RAG and Fine-tuning Guide for O Capistaine

This guide explains how to build the knowledge base for O Capistaine, the AI assistant for the Audierne2026 campaign.

Overview: Two-Step Process

Building an effective AI assistant requires two complementary approaches:

Step	Purpose	Data	Output
1. RAG	Provide context/knowledge	Full documents	`documents.jsonl`
2. Fine-tuning	Teach style/behavior	Q&A pairs	`dataset_train.jsonl`

┌─────────────────────────────────────────────────────────────┐
│                    KNOWLEDGE PIPELINE                        │
├─────────────────────────────────────────────────────────────┤
│                                                              │
│  [Source Documents]                                          │
│       │                                                      │
│       ├──► README.md (7 category pages)                      │
│       ├──► contributions/ (issues & discussions)             │
│       └──► pdf_extracts/ (OCR from official PDFs)            │
│                    │                                         │
│         ┌─────────┴─────────┐                                │
│         ▼                   ▼                                │
│   ┌───────────┐      ┌─────────────┐                         │
│   │    RAG    │      │ Fine-tuning │                         │
│   │ (Context) │      │   (Style)   │                         │
│   └─────┬─────┘      └──────┬──────┘                         │
│         │                   │                                │
│         ▼                   ▼                                │
│   Full documents       Q&A pairs                             │
│   for retrieval        for training                          │
│         │                   │                                │
│         └─────────┬─────────┘                                │
│                   ▼                                          │
│            O Capistaine                                      │
│         (Knowledgeable +                                     │
│          Correct style)                                      │
│                                                              │
└─────────────────────────────────────────────────────────────┘

Step 1: Prepare Source Documents

1.1 Extract PDFs (Local only)

PDF extraction uses Mistral OCR API and must run locally (not in CI/CD).

# Set API key
export MISTRAL_OCR_API_KEY='your-key'

# List available PDFs
python scripts/extract_pdf_with_mistral.py --list-only

# Extract all PDFs (2s delay between requests)
python scripts/extract_pdf_with_mistral.py

# Extract specific category
python scripts/extract_pdf_with_mistral.py -c economie

# Force re-extraction
python scripts/extract_pdf_with_mistral.py --force

Output: docs/<category>/pdf_extracts/*.md

1.2 Export GitHub Contributions

This can run in GitHub Actions or locally.

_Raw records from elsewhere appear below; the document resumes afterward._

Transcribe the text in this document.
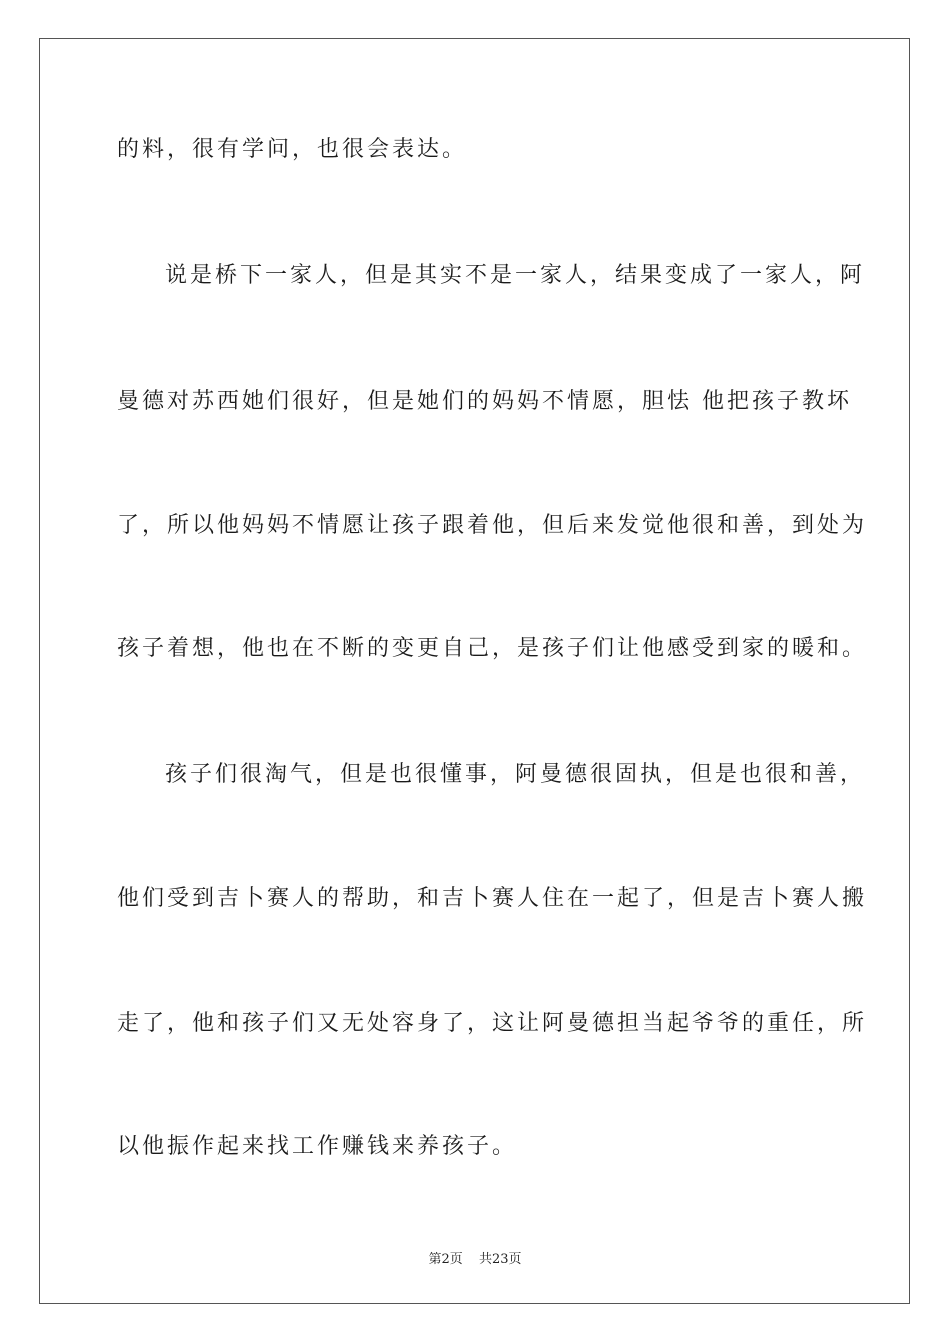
的料，很有学问，也很会表达。
说是桥下一家人，但是其实不是一家人，结果变成了一家人，阿
曼德对苏西她们很好，但是她们的妈妈不情愿，胆怯 他把孩子教坏
了，所以他妈妈不情愿让孩子跟着他，但后来发觉他很和善，到处为
孩子着想，他也在不断的变更自己，是孩子们让他感受到家的暖和。
孩子们很淘气，但是也很懂事，阿曼德很固执，但是也很和善，
他们受到吉卜赛人的帮助，和吉卜赛人住在一起了，但是吉卜赛人搬
走了，他和孩子们又无处容身了，这让阿曼德担当起爷爷的重任，所
以他振作起来找工作赚钱来养孩子。
第2页 共23页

# Export all issues and discussions to markdown
python scripts/export_contributions_to_md.py

Output: docs/<category>/contributions/*.md

Step 2: Generate RAG Dataset (Full Documents)

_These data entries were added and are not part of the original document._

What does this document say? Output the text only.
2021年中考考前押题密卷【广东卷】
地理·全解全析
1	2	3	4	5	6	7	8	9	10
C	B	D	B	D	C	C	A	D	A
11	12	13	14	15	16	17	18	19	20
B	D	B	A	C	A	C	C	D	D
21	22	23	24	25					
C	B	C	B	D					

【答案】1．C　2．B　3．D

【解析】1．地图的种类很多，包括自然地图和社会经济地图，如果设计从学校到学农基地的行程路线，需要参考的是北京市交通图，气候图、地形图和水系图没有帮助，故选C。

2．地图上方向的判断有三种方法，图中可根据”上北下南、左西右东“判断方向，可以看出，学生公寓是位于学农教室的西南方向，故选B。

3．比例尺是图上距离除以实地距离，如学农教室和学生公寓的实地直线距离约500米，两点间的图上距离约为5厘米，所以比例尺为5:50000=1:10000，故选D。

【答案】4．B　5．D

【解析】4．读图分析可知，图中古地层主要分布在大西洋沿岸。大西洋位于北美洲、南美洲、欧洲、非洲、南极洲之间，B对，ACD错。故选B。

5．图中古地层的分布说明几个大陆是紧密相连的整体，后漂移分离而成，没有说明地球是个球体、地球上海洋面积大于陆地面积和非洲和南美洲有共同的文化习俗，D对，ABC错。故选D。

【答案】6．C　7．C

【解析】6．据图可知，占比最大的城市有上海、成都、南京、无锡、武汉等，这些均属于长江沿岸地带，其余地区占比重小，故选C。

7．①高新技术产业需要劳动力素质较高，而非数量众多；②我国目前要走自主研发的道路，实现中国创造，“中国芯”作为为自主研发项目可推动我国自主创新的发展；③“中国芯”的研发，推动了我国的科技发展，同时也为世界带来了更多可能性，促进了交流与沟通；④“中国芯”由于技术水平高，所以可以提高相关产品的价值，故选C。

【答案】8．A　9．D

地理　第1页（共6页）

The RAG dataset contains complete document content for semantic search and context retrieval.

python scripts/prepare_rag_dataset.py --output data/rag/documents.jsonl

RAG Document Format

{
  "id": "pdf-economie-rapport-2024",
  "category": "economie",
  "category_title": "Économie locale",
  "source_type": "pdf_extract",
  "title": "Rapport économique 2024",
  "url": "https://example.com/rapport.pdf",
  "content": "[FULL DOCUMENT CONTENT - NOT TRUNCATED]",
  "metadata": {
    "filepath": "docs/economie/pdf_extracts/rapport-2024.md",
    "char_count": 15420,
    "word_count": 2341,
    "pages": 12
  }
}

Upload to Mistral for RAG

curl -X POST "https://api.mistral.ai/v1/files" \
  -H "Authorization: Bearer $MISTRAL_API_KEY" \
  -F "file=@data/rag/documents.jsonl" \
  -F "purpose=retrieval"

Step 3: Generate Fine-tuning Dataset (Q&A Pairs)

The fine-tuning dataset teaches the model how to respond (tone, format, persona).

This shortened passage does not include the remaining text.